The Jewish people, a bit before Jesus came, they translated their Hebrew Bible into Greek, and that Bible we call the Septuagint, the LXX. It’s the Greek version of the Old Testament. And that Hebrew word, “cried out,” was translated into a Greek word. And then Jesus came along, and the gospels were written in Greek, and the New Testament was written in Greek. And that Greek word only comes up one time in the whole New Testament.
That Greek word for crying out under pain and suffering. And it comes up when Jesus is at the cross hanging there, crying out under the burdens and the pain of all of His oppressed people. We read about it in Matthew 27. It’s the same Greek word. “Jesus cried out with a loud voice saying, ‘My God, My God, why have You forsaken Me?'”
See, Jesus experienced the suffering that Israel deserved for their continual sin and rejection of His help. He experienced the suffering that we deserve for our sin and rebellions because God’s grace is greater than our hard-hearted resistance. He cried out under these sufferings, this pain. He identified Himself with His suffering, sinning people to pay for their sins at the cross, to take the judgment and the wrath of God that we deserved, to set us free, to give us security in God’s love forever, to secure His promises to us. You see, our divine deliverer, Jesus, didn’t wait for us to deserve God’s rescue.
We never would. We never could. He came while we were still sinners and enemies of God. Exodus two teaches us that we have a divine deliverer who keeps His promises. He will never forget His people.

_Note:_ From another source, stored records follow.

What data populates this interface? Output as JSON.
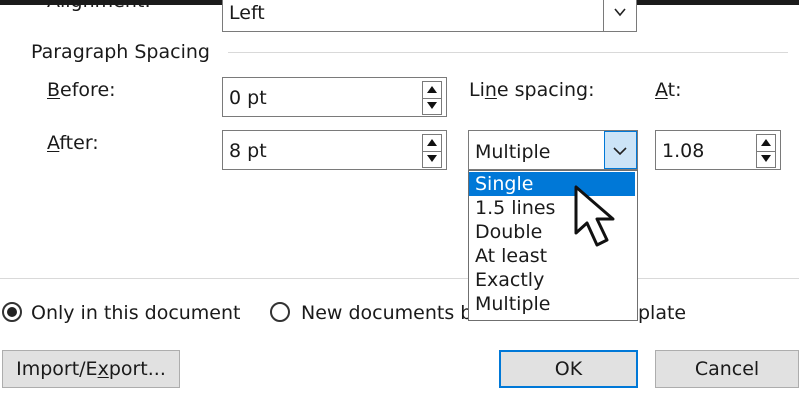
{
  "alignment": {
    "label": "Alignment:",
    "value": "Left"
  },
  "paragraph_spacing": {
    "title": "Paragraph Spacing",
    "before": {
      "label_u": "B",
      "label_rest": "efore:",
      "value": "0 pt"
    },
    "after": {
      "label_u": "A",
      "label_rest": "fter:",
      "value": "8 pt"
    },
    "line_spacing": {
      "label_a": "Li",
      "label_u": "n",
      "label_b": "e spacing:",
      "value": "Multiple"
    },
    "at": {
      "label_u": "A",
      "label_rest": "t:",
      "value": "1.08"
    }
  },
  "line_spacing_options": [
    "Single",
    "1.5 lines",
    "Double",
    "At least",
    "Exactly",
    "Multiple"
  ],
  "selected_option": "Single",
  "scope": {
    "option1": "Only in this document",
    "option2_visible": "New documents b",
    "option2_tail": "plate",
    "selected": "option1"
  },
  "buttons": {
    "import_export_a": "Import/E",
    "import_export_u": "x",
    "import_export_b": "port...",
    "ok": "OK",
    "cancel": "Cancel"
  },
  "colors": {
    "highlight": "#0078d7",
    "button_bg": "#e1e1e1",
    "dropdown_active": "#cce4f7"
  },
  "icons": [
    "spin-up-icon",
    "spin-down-icon",
    "chevron-down-icon",
    "mouse-pointer-icon",
    "radio-selected-icon"
  ]
}
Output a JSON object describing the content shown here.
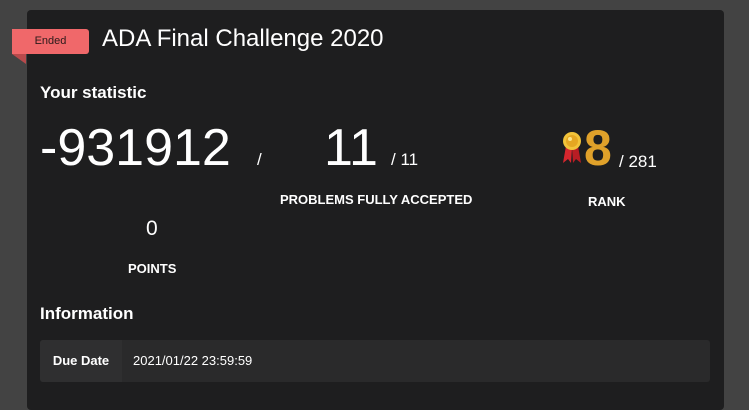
{
  "contest": {
    "status": "Ended",
    "title": "ADA Final Challenge 2020"
  },
  "statistic": {
    "heading": "Your statistic",
    "score": "-931912",
    "score_sep": "/",
    "points_value": "0",
    "points_label": "POINTS",
    "solved": "11",
    "solved_total": "/ 11",
    "solved_label": "PROBLEMS FULLY ACCEPTED",
    "rank": "8",
    "rank_total": "/ 281",
    "rank_label": "RANK",
    "medal_icon": "gold-medal-icon"
  },
  "information": {
    "heading": "Information",
    "rows": [
      {
        "key": "Due Date",
        "value": "2021/01/22 23:59:59"
      }
    ]
  },
  "colors": {
    "ribbon": "#f0686a",
    "rank": "#e0a12a",
    "card": "#1e1e1f",
    "background": "#434343"
  }
}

In fact, He takes our pain personally. He knows. He really does. And so those questions I mentioned at the beginning, you know, if you’ve been through dark seasons where you’re asking God, “Do You hear my cry? Do You know? Do You care?” Well, the resounding answer of Exodus two and the cross of Jesus is: yes. He does know. He does hear. He does care for His sinning, suffering people.
And He took it so personally that He chose to suffer in Christ Jesus at the cross. See, Jesus has carried it all. So we don’t need to hold on to these burdens ourselves. We can take them and give them to Him. So let’s do that now together in prayer.
Prayer:
Father, we thank You for Your precious word. We thank You for Your Son, Jesus. Thank You, Jesus, for identifying Yourself with us, for not leaving us to our own devices, but rescuing us even when we didn’t want You, even while we were enemies. You came and You died for us, and we just give You thanks.
We cannot repay You for it. We gratefully receive it. And we pray, Father, that this would humble us, that we would never walk around as if we deserve Your grace. We don’t, but we glory in it. We rejoice in it.
We thank You for it. Father, give us such security in Your love and Your word, and we pray, Father, that we can extend that grace to each other and to all those we meet in our circles. We ask in Jesus’ name. Amen.